Тот взвился на месте, как потревоженная горная куропатка, и, подхватив полы рясы и припадая на обе ноги, кинулся под спасительную сень православного храма.
– Удивительное дело, Габи, – заметил братец Аси, не имевший ни малейшего намерения преследовать несчастного страстотерпца. —Тут, кажется, собираются все лучшие представители человечества, независимо от их вероисповедания. Поразительный город! Я начинаю его любить. Интересно, какой йеменской пекарней галицийского уклона владеет бывший советский купец Кислярский и в каком сионистском учреждении трудится подпольный миллионер Корейко? Фамилию Александру Ивановичу пришлось, я думаю, сменить на какой-нибудь Бен Басар, но он и не к такому сумеет приспособиться. А может, он командует бандой бедуинов-головорезов и зовется Абу Кабаб?
На углу улицы Короля Георга Пятого братья расстались, договорившись встретиться позднее в кафе «Гат», где Гавриэль проводил бóльшую часть дня, сидя над своими таинственными тетрадками.

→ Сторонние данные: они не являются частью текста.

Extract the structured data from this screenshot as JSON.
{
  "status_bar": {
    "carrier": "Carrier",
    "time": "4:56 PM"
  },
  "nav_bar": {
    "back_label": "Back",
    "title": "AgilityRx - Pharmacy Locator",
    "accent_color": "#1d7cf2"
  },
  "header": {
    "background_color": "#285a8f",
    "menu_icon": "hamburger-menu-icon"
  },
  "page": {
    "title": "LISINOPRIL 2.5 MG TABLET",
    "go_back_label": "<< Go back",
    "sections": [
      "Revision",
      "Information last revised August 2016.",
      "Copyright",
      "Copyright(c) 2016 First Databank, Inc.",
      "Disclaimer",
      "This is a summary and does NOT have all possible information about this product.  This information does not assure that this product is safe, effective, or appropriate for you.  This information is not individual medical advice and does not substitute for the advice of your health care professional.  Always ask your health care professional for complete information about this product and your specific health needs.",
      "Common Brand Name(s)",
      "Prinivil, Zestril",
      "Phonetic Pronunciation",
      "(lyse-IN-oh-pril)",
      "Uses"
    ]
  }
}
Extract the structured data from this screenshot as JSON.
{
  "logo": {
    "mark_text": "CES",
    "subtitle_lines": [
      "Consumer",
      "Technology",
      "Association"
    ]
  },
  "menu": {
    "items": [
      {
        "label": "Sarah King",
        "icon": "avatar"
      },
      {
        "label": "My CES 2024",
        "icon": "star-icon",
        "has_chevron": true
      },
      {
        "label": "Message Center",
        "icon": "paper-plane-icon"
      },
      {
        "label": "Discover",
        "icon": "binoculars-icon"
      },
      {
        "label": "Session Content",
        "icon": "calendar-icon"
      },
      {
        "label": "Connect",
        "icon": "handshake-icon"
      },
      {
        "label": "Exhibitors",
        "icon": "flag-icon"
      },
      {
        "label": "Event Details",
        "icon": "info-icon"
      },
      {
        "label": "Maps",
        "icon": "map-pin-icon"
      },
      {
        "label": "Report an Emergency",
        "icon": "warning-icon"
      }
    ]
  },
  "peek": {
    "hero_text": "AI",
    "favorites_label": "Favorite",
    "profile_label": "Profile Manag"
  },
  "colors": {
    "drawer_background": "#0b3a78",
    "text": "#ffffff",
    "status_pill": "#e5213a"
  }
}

– К обеду я разбогатею и утащу тебя обедать к Каменицу или в «Кинг Дэйвид», – заверил его Бендер. – Закажем себе какой-нибудь турен бордоле и венский шницель.
Следуя указанному младшим братом направлению, Асаф менее чем за пять минут достиг величественного современного здания Еврейских Фондов, полукружьем раскинувшего свои широкие гостеприимные объятия навстречу спешащим к родному гнезду рассеянным и угнетенным, и потребовал у вахтера немедленного свидания с главой Еврейского Агентства Моше Чертоком.
– Товарищ Шарет принять тебя не может, – дружелюбно объявил тощий дежурный по-русски, без всякого интереса повертев его паспорт. – У него дела поважнее наших с тобой проблем. Государство в пути, можно сказать. Ты, товарищ Луриа, запишись или к товарищу Яалому-Диаманту, или к товарищу Захави, в зависимости от профиля. У тебя какого характера дело?
– Ну, скажем, культурно-просветительного, – предположил Асаф.
– Тогда тебе к товарищу Каспи, – дежурный начал листать толстую амбарную книгу. – Так… вот оно! Могу записать тебя, товарищ, уже на следующую неделю.
– Имка боска! – возмутился Бендер. – Это что же такое делается! Это какое-то халуцианское головотяпство. Я желаю строить новую жизнь, прокладывать дороги в светлое будущее, к которому мы пройдем победным маршем экклезиастов, читать свитки пророков без согласования, я из последних сил ломаю язык моих отцов Абрама, Исака и Иегуды-Проспера! И что же я получаю в ответ на свои пламенные порывы? Меня записывают на прием к нижестоящему товарищу через неделю! Да известно ли тебе, юноша бледный со взором горящим, что за бумаги ждут в этом саквояже свидания с руководителями сионистского движения? Нет, тебе это неизвестно, да я и не уполномочен разглашать тайны государственной важности первому попавшемуся привратнику.